Wednesday 24 August 2016


For most New Zealander’s under about forty, the stories of industrial disruption in the 1970s and early 1980s seem like fantasy. The thought that a small group of members of the Boilermakers’ Union was able to hold up the construction of Wellington’s BNZ Tower or Auckland’s Māngere Bridge for years seems too far-fetched to be true. Yet it was, as was the regularity that the Cooks’ and Stewards’ Union or the Seamen’s Union were able to find an excuse to go on strike at various holiday periods, tying up the Cook Strait ferries and disrupting travel plans. And who would have ever thought a union secretary would be brazen enough to go on national television during such a strike to spit out “the travelling public can go to hell” as did the National Union of Railwaymen Secretary Don Goodfellow.

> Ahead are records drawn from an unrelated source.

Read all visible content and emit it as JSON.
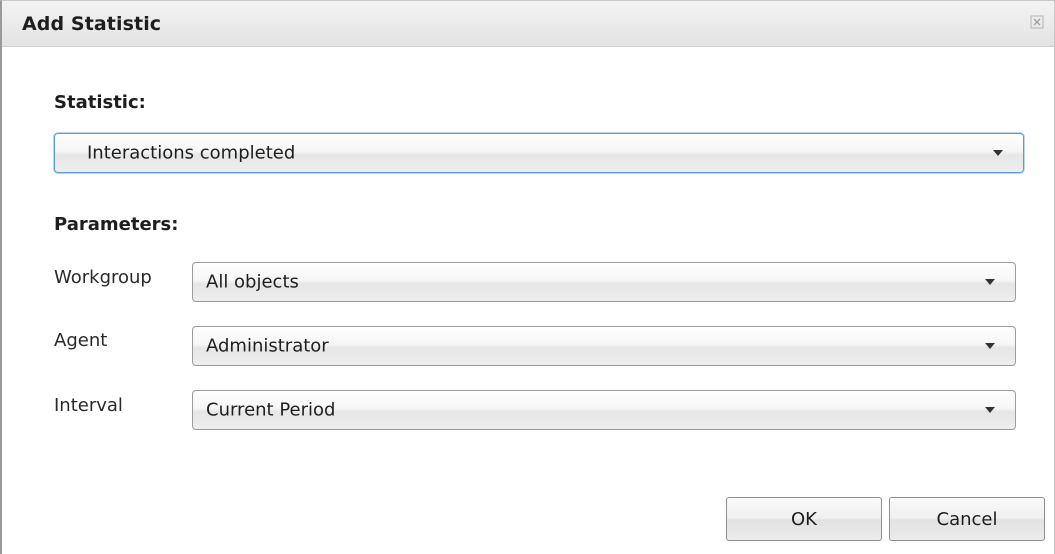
{
  "dialog": {
    "title": "Add Statistic",
    "close_icon": "close-icon"
  },
  "statistic": {
    "section_label": "Statistic:",
    "selected": "Interactions completed"
  },
  "parameters": {
    "section_label": "Parameters:",
    "fields": [
      {
        "label": "Workgroup",
        "selected": "All objects"
      },
      {
        "label": "Agent",
        "selected": "Administrator"
      },
      {
        "label": "Interval",
        "selected": "Current Period"
      }
    ]
  },
  "buttons": {
    "ok_label": "OK",
    "cancel_label": "Cancel"
  },
  "colors": {
    "focus_border": "#5b9bd5",
    "title_bar": "#e8e8e8"
  }
}
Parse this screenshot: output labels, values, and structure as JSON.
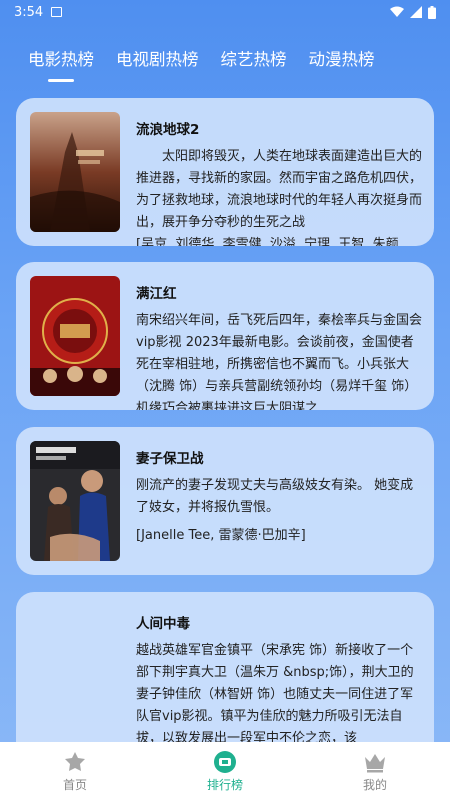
{
  "status_bar": {
    "time": "3:54"
  },
  "tabs": [
    {
      "label": "电影热榜"
    },
    {
      "label": "电视剧热榜"
    },
    {
      "label": "综艺热榜"
    },
    {
      "label": "动漫热榜"
    }
  ],
  "cards": [
    {
      "title": "流浪地球2",
      "description": "　　太阳即将毁灭，人类在地球表面建造出巨大的推进器，寻找新的家园。然而宇宙之路危机四伏，为了拯救地球，流浪地球时代的年轻人再次挺身而出，展开争分夺秒的生死之战",
      "cast": "[吴京, 刘德华, 李雪健, 沙溢, 宁理, 王智, 朱颜"
    },
    {
      "title": "满江红",
      "description": "南宋绍兴年间，岳飞死后四年，秦桧率兵与金国会vip影视 2023年最新电影。会谈前夜，金国使者死在宰相驻地，所携密信也不翼而飞。小兵张大（沈腾 饰）与亲兵营副统领孙均（易烊千玺 饰）机缘巧合被裹挟进这巨大阴谋之"
    },
    {
      "title": "妻子保卫战",
      "description": "刚流产的妻子发现丈夫与高级妓女有染。 她变成了妓女，并将报仇雪恨。",
      "cast": "[Janelle Tee, 雷蒙德·巴加辛]"
    },
    {
      "title": "人间中毒",
      "description": "越战英雄军官金镇平（宋承宪 饰）新接收了一个部下荆宇真大卫（温朱万 &nbsp;饰），荆大卫的妻子钟佳欣（林智妍 饰）也随丈夫一同住进了军队官vip影视。镇平为佳欣的魅力所吸引无法自拔，以致发展出一段军中不伦之恋，该"
    }
  ],
  "bottom_nav": [
    {
      "label": "首页"
    },
    {
      "label": "排行榜"
    },
    {
      "label": "我的"
    }
  ],
  "colors": {
    "accent": "#1fb08f",
    "background": "#5b98f2"
  }
}
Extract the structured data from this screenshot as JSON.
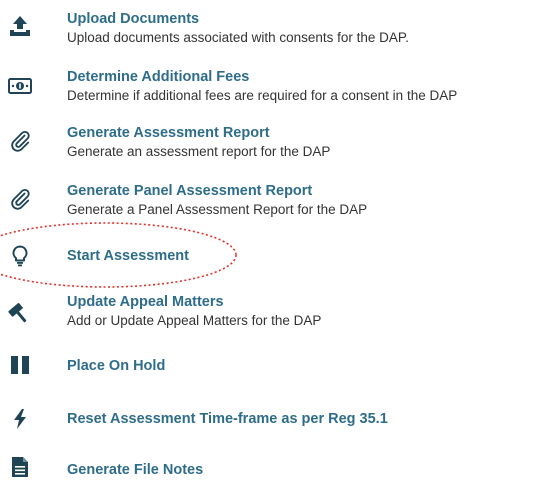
{
  "actions": [
    {
      "title": "Upload Documents",
      "description": "Upload documents associated with consents for the DAP.",
      "icon": "upload-icon"
    },
    {
      "title": "Determine Additional Fees",
      "description": "Determine if additional fees are required for a consent in the DAP",
      "icon": "money-icon"
    },
    {
      "title": "Generate Assessment Report",
      "description": "Generate an assessment report for the DAP",
      "icon": "paperclip-icon"
    },
    {
      "title": "Generate Panel Assessment Report",
      "description": "Generate a Panel Assessment Report for the DAP",
      "icon": "paperclip-icon"
    },
    {
      "title": "Start Assessment",
      "icon": "lightbulb-icon"
    },
    {
      "title": "Update Appeal Matters",
      "description": "Add or Update Appeal Matters for the DAP",
      "icon": "gavel-icon"
    },
    {
      "title": "Place On Hold",
      "icon": "pause-icon"
    },
    {
      "title": "Reset Assessment Time-frame as per Reg 35.1",
      "icon": "bolt-icon"
    },
    {
      "title": "Generate File Notes",
      "icon": "document-icon"
    }
  ],
  "colors": {
    "title": "#2e6d8a",
    "icon": "#1f4455",
    "description": "#333333",
    "highlight": "#e0322b"
  }
}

Strange as it may seem now, this was all very much the way of the world then.

Thankfully, those days are behind us and a generally more reasonable industrial relations climate prevails today. But every now and then there is a return to a mild approximation of the old ways. Ironically, though, today it is more likely to be employer groups resorting to the tactics the media of the 1970s and 1980s would have screamed against as “bully-boys”, “stand-over tactics”, or “industrial muscle”. A recent example has occurred over a relatively innocuous Labour Party Bill to give more protection to contract workers in vulnerable situations. The Bill has been making its way through Parliament over recent months, with barely a ripple, but suddenly, the employers have noticed it, and they do not like it, so like the militant unions of old they have pushed the outrage button.

Of course, their means are a little different. Mass email campaigns from people put up by their bosses, having been told only a fraction of the story, and simplistic media bluster and derision are the modern forms of industrial bullying, but the intent is no less different from the unions of old – to get their own way, come hell or high water.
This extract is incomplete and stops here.